Eine besondere Aufmerksamkeit richtet sich hierbei mittlerweile auf die Nutztierhaltung. Auch in NRW nimmt die landwirtschaftliche Tierproduktion einen großen Anteil an der Landwirtschaft ein, sie dient in erster Linie der Versorgung mit Fleisch, Milch und Eiern auch als Grundlage für die Lebensmittelerzeugung. Mehr als ein Viertel der bundesweit rd. 27 Mio. Schweine werden hier gehalten. Die Schweinehaltung erfolgt schwerpunktmäßig im Münsterland, hier hält fast die Hälfte aller Betriebe Schweine. Hinzu kommen in NRW rund 1,4 Mio. Rinder, 11,5 Mio. Hühner und 1,53 Mio. Puten sowie rd. 300.000 Gänse und Enten als Bestandteile der Nutztierhaltung.

Unter den Bedingungen der Intensivtierhaltung leiden in erster Linie die Tiere, wenn sie ihre artspezifischen Verhaltensweisen nicht ausleben können. Verhaltensstörungen in der Intensivtierhaltung sind ein immer wieder auftretendes Problem, das vorrangig auf mangelnde Beschäftigung, erhöhte Temperaturen, zu hohe Belegdichten, nicht artgerechte Fütterung und einen Mangel an Frischluftzugang zurück zu führen ist. Doch auch unsere Ökosysteme werden dadurch stark belastet. Denn mit der Tierhaltung, insbesondere bei großen Bestandszahlen oder regionaler Konzentration der Viehhaltung, gehen erhebliche Umweltprobleme wie die Belastung unserer Gewässer, der Böden und der Luft einher.
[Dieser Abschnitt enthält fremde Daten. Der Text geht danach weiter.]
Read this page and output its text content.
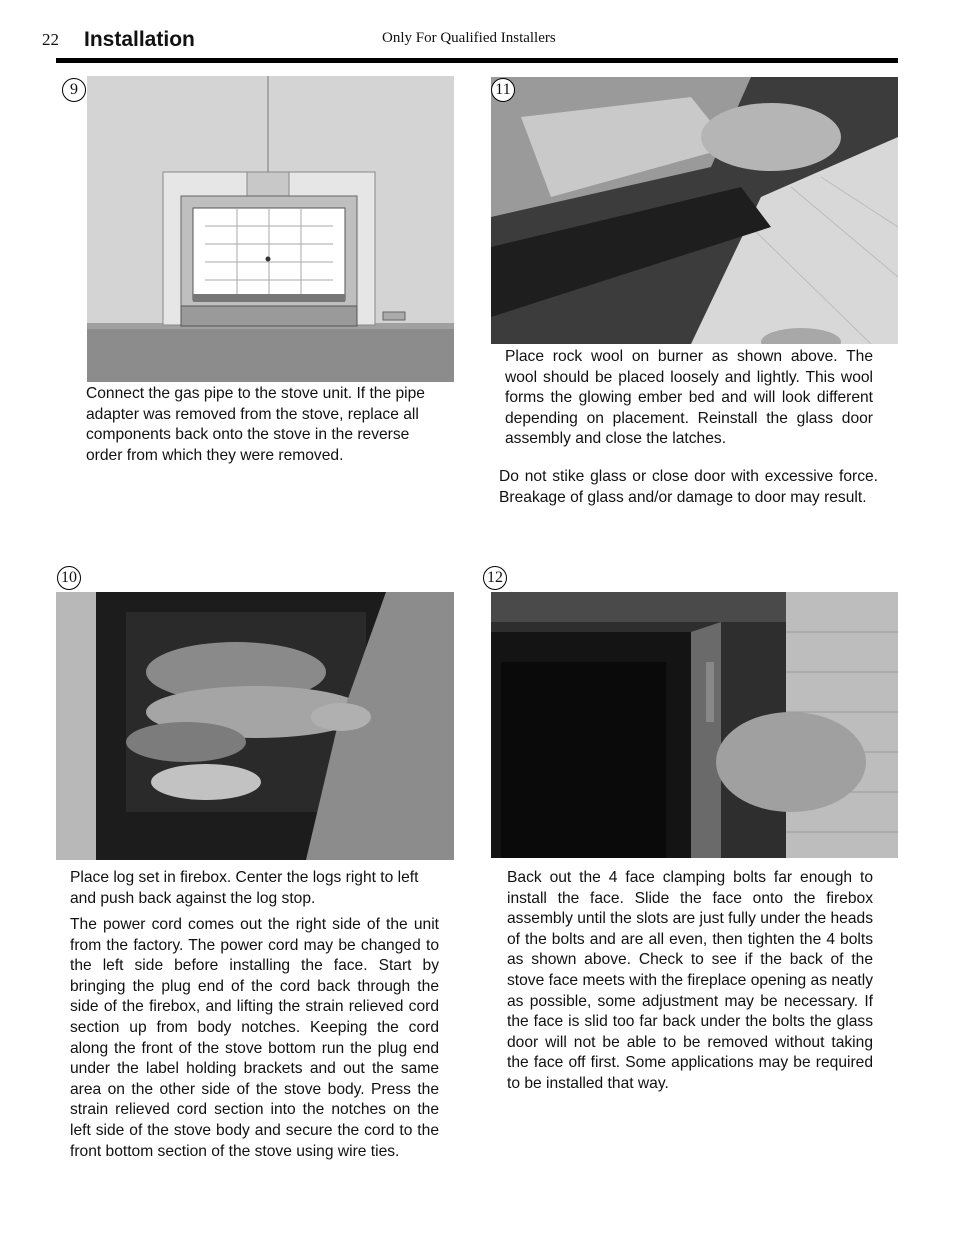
22 Installation	Only For Qualified Installers
9
Connect the gas pipe to the stove unit. If the pipe adapter was removed from the stove, replace all components back onto the stove in the reverse order from which they were removed.
11
Place rock wool on burner as shown above. The wool should be placed loosely and lightly. This wool forms the glowing ember bed and will look different depending on placement. Reinstall the glass door assembly and close the latches.
Do not stike glass or close door with excessive force. Breakage of glass and/or damage to door may result.
10
Place log set in firebox. Center the logs right to left and push back against the log stop.
The power cord comes out the right side of the unit from the factory. The power cord may be changed to the left side before installing the face. Start by bringing the plug end of the cord back through the side of the firebox, and lifting the strain relieved cord section up from body notches. Keeping the cord along the front of the stove bottom run the plug end under the label holding brackets and out the same area on the other side of the stove body. Press the strain relieved cord section into the notches on the left side of the stove body and secure the cord to the front bottom section of the stove using wire ties.
12
Back out the 4 face clamping bolts far enough to install the face. Slide the face onto the firebox assembly until the slots are just fully under the heads of the bolts and are all even, then tighten the 4 bolts as shown above. Check to see if the back of the stove face meets with the fireplace opening as neatly as possible, some adjustment may be necessary. If the face is slid too far back under the bolts the glass door will not be able to be removed without taking the face off first. Some applications may be required to be installed that way.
Die gegenwärtigen Zustände in der intensiven Nutztierhaltung und die herrschenden Bedingungen insbesondere in den großen Schweine- und Geflügelmastanalagen werden von einem Großteil der Gesellschaft abgelehnt.

Daher ist es folgerichtig, nun den Prozess einer Neugestaltung der Tierhaltung und den Umbau hin zu einer artgerechten und zukunftsfähigen Tierhaltung einzuleiten. Die Diskussionen um die Entwicklung einer nachhaltigen Nutztierhaltungsstrategie und einer nachvollziehbaren Haltungskennzeichnung bei Fleisch und Fleischprodukten weisen in die richtige Richtung. Insbesondere das 2015 erschienene Gutachten des wissenschaftlichen Beirats für Agrarpolitik „Wege zu einer gesellschaftlich akzeptierten Nutztierhaltung“ zeigt die Notwendigkeit, aber auch die Machbarkeit eines systemischen Umbaus der Nutztierhaltung auf. Ferner gilt es die Einhaltung der Vorgaben des Tierschutzgesetzes zu gewährleisten und wirksame Veränderungen zu erzielen.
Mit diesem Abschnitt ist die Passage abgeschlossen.